Afortunadamente, el coleccionista de objetos de Star Wars Gus Lopez conserva actualmente la famosa pieza. Pero este coleccionista también admite que la Estrella de la Muerte pasó por muchas manos antes de llegar a él. Lopez contó en un reportaje con The Comlink cómo Lucasfilm casi pierde la nave. "No tenían vigilancia de todo el material que crearon. Mucho fue regalado, otras cosas se tiraron. Esto fue un ejemplo de algo que, básicamente, tiraron", explica el coleccionista.
Así se salvó la Estrella de la Muerte
En un principio, la productora de la película ordenó que la estación espacial fuera desechada junto a otros objetos de la saga galáctica que se guardaban por entonces en un almacén. Parece increíble pensar que gran parte del material utilizado en la película original estuviera almacenado en un lugar llamado 'Dollar Moving and Storage' y que el estudio ordenara su destrucción con el fin de ahorrar costes. Los objetos terminaron en los Ozarks de Misuri.
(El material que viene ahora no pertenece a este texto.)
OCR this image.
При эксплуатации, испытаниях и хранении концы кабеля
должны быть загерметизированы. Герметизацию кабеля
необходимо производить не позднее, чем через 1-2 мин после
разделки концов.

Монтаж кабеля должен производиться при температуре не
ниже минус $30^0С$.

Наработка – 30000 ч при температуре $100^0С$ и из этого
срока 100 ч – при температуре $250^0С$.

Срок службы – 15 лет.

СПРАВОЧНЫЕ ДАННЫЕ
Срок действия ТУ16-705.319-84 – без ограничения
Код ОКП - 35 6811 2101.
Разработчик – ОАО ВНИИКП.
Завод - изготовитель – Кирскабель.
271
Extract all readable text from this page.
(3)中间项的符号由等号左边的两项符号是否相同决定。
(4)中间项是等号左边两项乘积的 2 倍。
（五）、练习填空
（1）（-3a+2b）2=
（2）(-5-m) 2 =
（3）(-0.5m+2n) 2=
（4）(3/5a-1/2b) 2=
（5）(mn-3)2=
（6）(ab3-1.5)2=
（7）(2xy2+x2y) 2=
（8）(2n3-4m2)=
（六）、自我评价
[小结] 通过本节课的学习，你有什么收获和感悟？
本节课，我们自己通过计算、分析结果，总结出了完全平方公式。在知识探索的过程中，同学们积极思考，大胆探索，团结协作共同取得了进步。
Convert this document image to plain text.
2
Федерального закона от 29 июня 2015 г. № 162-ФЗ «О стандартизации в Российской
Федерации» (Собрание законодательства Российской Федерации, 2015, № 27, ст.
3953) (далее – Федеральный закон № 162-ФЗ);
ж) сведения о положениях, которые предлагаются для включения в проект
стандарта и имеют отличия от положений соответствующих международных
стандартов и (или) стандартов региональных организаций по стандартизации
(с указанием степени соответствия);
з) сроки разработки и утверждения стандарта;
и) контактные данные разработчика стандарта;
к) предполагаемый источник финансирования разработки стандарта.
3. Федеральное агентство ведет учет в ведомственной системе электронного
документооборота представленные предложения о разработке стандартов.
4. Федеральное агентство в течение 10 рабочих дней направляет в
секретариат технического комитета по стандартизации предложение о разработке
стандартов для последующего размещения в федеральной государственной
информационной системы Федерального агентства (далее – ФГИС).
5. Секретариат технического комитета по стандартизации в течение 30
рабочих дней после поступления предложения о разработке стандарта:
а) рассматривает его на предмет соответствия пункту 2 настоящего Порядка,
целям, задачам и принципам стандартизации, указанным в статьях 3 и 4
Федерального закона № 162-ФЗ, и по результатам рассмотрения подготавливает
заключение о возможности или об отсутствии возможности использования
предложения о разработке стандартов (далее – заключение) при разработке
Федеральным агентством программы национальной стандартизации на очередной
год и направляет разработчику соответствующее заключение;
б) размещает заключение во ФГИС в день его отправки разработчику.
En 1988, Todd Franklin era un universitario que trabajaba en la televisión local. Estaba haciendo un reportaje sobre tiendas de antigüedades y así terminó en Mexican Hillbilly, donde vio la Estrella de la muerte. Franklin estaba dispuesto a comprarla, pero no fueron capaces de llegar a un acuerdo sobre el precio, así que ahí se quedó el prototipo. Semanas después, la tienda pasó a manos de Star World y la Estación Imperial terminó en un cine de Misuri.
Actual conservación y propietario
El objeto ha pasado por varias manos a lo largo de los años. En 1994, cuando el cine estaba a punto de cerrar, Franklin -que no había olvidado el objeto en todos estos años-, llamó a unos amigos y los tres se convirtieron en los orgullosos propietarios del prototipo. Pero aquí no terminó su camino. Años después la propiedad pasó a Gus Lopez, un supercoleccionista de Seattle, donde permanece actualmente -si no ha habido novedades de las que no estamos informados-.
Lopez la preserva con mucho mimo y hasta le ha construido una vitrina a su medida. Le ha puesto una luz y, cuando presionas el interruptor, suena la marcha imperial.